Okay, I'm tired of lugging around my ancient Sony Digital8 video camera and enduring the scoffs and dismissive sounds of my fellow amateur filmmakers at my daughter's school. This camera is a clunky, lumbering beast compared with all the spiffy, tiny wonder devices wielded effortlessly by the parents around me. These new wonder cameras are recording ultraclean digital movies, enhanced for widescreen TVs, oomphed-up with Dolby Digital 5.1 surround sound, and stabilized against image shudder, while I'm sitting here creating a wobbly, square, harsh, monaural movie. I feel like I'm failing my kid. In 20 years, she'll look at these movies and dissolve into tears, thinking, "Dad trashed my memories!"

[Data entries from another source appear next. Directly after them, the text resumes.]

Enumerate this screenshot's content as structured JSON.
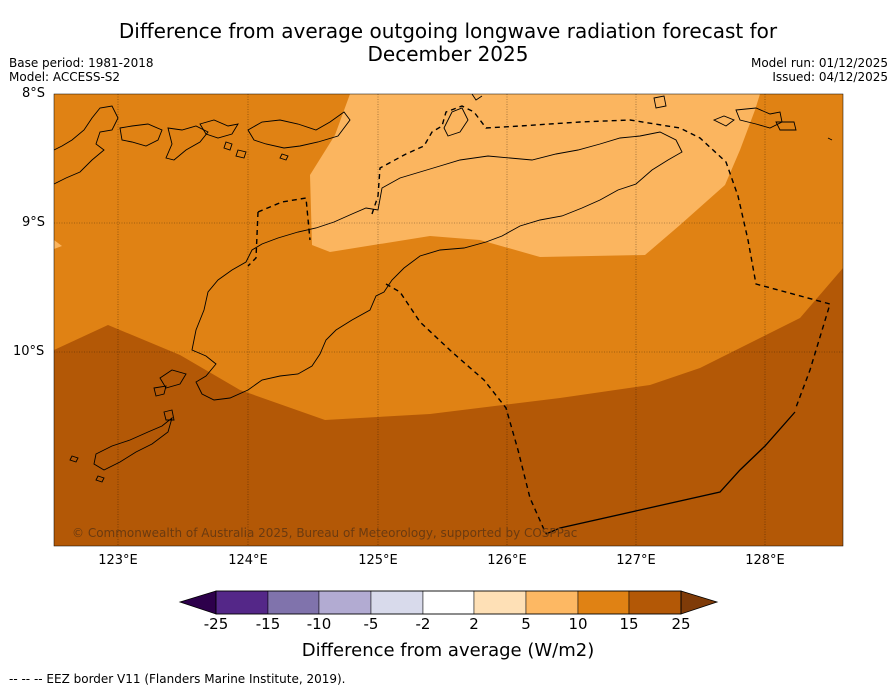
{
  "title": {
    "line1": "Difference from average outgoing longwave radiation forecast for",
    "line2": "December 2025"
  },
  "meta": {
    "base_period": "Base period: 1981-2018",
    "model": "Model: ACCESS-S2",
    "model_run": "Model run: 01/12/2025",
    "issued": "Issued: 04/12/2025"
  },
  "map": {
    "lat_labels": [
      "8°S",
      "9°S",
      "10°S"
    ],
    "lon_labels": [
      "123°E",
      "124°E",
      "125°E",
      "126°E",
      "127°E",
      "128°E"
    ],
    "copyright": "© Commonwealth of Australia 2025, Bureau of Meteorology, supported by COSPPac",
    "colors": {
      "c5_10": "#fbb55f",
      "c10_15": "#e08214",
      "c15_25": "#b35806"
    }
  },
  "colorbar": {
    "title": "Difference from average (W/m2)",
    "tick_labels": [
      "-25",
      "-15",
      "-10",
      "-5",
      "-2",
      "2",
      "5",
      "10",
      "15",
      "25"
    ],
    "colors": [
      "#2d004b",
      "#542788",
      "#8073ac",
      "#b2abd2",
      "#d8daeb",
      "#ffffff",
      "#fee0b6",
      "#fdb863",
      "#e08214",
      "#b35806",
      "#7f3b08"
    ]
  },
  "footnote": "-- -- -- EEZ border V11 (Flanders Marine Institute, 2019)."
}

With that ominous foreshadow fresh in my mind, I decided to start looking for a new camera. In the interim since I purchased my antique Sony (at nearly $1000), cameras have, of course, both plummeted in price and completely evolved. If I were to buy a camera today with the functionality I now have, I would probably spend $200. But look at the features that have become standard in just over five years! Now that I own a widescreen HDTV—and, indeed, now that the entire world is going that route—I'll need a camera that can take advantage of the widescreen ratio and use every bit of my TV's resolution. I'm a big lover of perfect, enveloping sound, so I'll need the surround-sound capability. I'll need the image-stabilization feature because my films almost always make me seem as if I'm suffering from extreme palsy. And I'll need decent optical-zoom functionality, along with the usual basics.

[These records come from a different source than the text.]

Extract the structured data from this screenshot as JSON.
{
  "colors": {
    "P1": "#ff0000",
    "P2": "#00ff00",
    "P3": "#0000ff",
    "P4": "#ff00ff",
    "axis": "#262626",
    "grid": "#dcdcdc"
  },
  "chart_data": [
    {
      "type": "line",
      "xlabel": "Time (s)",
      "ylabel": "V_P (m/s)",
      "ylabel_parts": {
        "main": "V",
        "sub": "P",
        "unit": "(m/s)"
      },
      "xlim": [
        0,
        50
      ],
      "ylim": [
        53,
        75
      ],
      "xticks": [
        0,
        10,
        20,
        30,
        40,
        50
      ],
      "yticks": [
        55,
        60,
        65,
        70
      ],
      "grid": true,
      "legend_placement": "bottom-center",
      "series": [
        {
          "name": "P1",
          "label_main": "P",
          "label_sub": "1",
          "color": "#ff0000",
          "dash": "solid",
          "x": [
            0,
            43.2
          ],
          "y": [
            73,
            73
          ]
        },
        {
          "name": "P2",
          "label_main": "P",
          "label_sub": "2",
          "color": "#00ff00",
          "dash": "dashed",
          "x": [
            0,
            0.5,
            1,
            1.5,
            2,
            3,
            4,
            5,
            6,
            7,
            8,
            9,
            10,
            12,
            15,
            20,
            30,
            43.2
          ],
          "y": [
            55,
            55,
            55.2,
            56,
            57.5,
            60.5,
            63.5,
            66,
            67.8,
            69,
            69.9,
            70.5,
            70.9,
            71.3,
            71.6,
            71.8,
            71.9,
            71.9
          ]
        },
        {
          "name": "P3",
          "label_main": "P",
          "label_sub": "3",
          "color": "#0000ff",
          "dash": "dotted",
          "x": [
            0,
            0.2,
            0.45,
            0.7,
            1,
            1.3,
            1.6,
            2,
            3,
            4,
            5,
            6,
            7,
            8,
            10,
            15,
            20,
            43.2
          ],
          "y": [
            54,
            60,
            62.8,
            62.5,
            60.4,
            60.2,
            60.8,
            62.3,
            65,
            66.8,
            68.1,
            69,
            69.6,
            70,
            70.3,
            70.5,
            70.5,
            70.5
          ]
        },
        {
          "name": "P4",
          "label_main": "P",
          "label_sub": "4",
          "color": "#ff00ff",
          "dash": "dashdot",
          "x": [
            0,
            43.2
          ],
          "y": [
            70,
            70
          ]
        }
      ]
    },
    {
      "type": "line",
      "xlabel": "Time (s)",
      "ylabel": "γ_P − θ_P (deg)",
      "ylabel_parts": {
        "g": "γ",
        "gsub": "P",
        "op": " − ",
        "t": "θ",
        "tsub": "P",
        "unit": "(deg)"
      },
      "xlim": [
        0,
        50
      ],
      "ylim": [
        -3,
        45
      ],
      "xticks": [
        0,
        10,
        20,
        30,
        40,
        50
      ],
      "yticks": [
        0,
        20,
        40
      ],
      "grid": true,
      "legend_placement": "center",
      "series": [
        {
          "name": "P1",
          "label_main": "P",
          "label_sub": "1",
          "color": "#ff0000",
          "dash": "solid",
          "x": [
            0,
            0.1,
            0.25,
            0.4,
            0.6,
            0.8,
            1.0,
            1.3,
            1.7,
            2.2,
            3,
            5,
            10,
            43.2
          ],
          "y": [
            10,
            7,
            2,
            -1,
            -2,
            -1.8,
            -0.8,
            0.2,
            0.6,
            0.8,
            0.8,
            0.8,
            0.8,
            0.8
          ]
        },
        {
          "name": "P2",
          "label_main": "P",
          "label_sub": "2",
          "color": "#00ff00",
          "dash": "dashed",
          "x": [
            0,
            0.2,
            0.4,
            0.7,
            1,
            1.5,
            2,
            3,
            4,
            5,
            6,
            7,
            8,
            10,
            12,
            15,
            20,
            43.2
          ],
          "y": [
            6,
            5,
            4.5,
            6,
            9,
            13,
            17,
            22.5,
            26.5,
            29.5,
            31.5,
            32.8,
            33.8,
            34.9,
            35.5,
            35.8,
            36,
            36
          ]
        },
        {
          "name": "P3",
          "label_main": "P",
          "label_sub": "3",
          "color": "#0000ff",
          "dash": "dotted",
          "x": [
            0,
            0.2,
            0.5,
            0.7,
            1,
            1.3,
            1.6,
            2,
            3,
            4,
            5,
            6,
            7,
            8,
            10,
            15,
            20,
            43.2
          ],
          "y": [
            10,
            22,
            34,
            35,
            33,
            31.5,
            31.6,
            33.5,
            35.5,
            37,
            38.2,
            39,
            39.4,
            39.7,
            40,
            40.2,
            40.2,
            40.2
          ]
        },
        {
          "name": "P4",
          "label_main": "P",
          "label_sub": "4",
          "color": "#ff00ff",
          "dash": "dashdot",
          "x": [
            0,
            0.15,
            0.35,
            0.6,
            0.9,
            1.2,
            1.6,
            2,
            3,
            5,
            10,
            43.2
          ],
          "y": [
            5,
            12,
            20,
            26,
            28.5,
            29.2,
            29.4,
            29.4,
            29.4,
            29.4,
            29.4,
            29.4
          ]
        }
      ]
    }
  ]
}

The questions I'm struggling with now involve media portability. I want the camera that will let me easily throw video onto my computer for editing and manipulation. I've had no trouble downloading video with my current tape-based camera, so my first instinct is to go with digital tape. But now there are cameras with 40GB and 60GB hard drives, which would let me simply attach a cable and start downloading. Simple! There are also cameras that record the video onto mini video discs or full-fledged DVDs, but some of these cameras (e.g., Sony) appear to involve annoyingly proprietary formats.
And now, as I gather all my options, I realize that I'm looking at another $1000 camera, destined to be obsolete again in five years. Every once in a while, I wonder why I even try to keep up with it all. Oh yeah, that's right. I want my daughter, in 20 years, to think, "You know, Dad really cared enough to make my memories as visually and sonically effective as possible."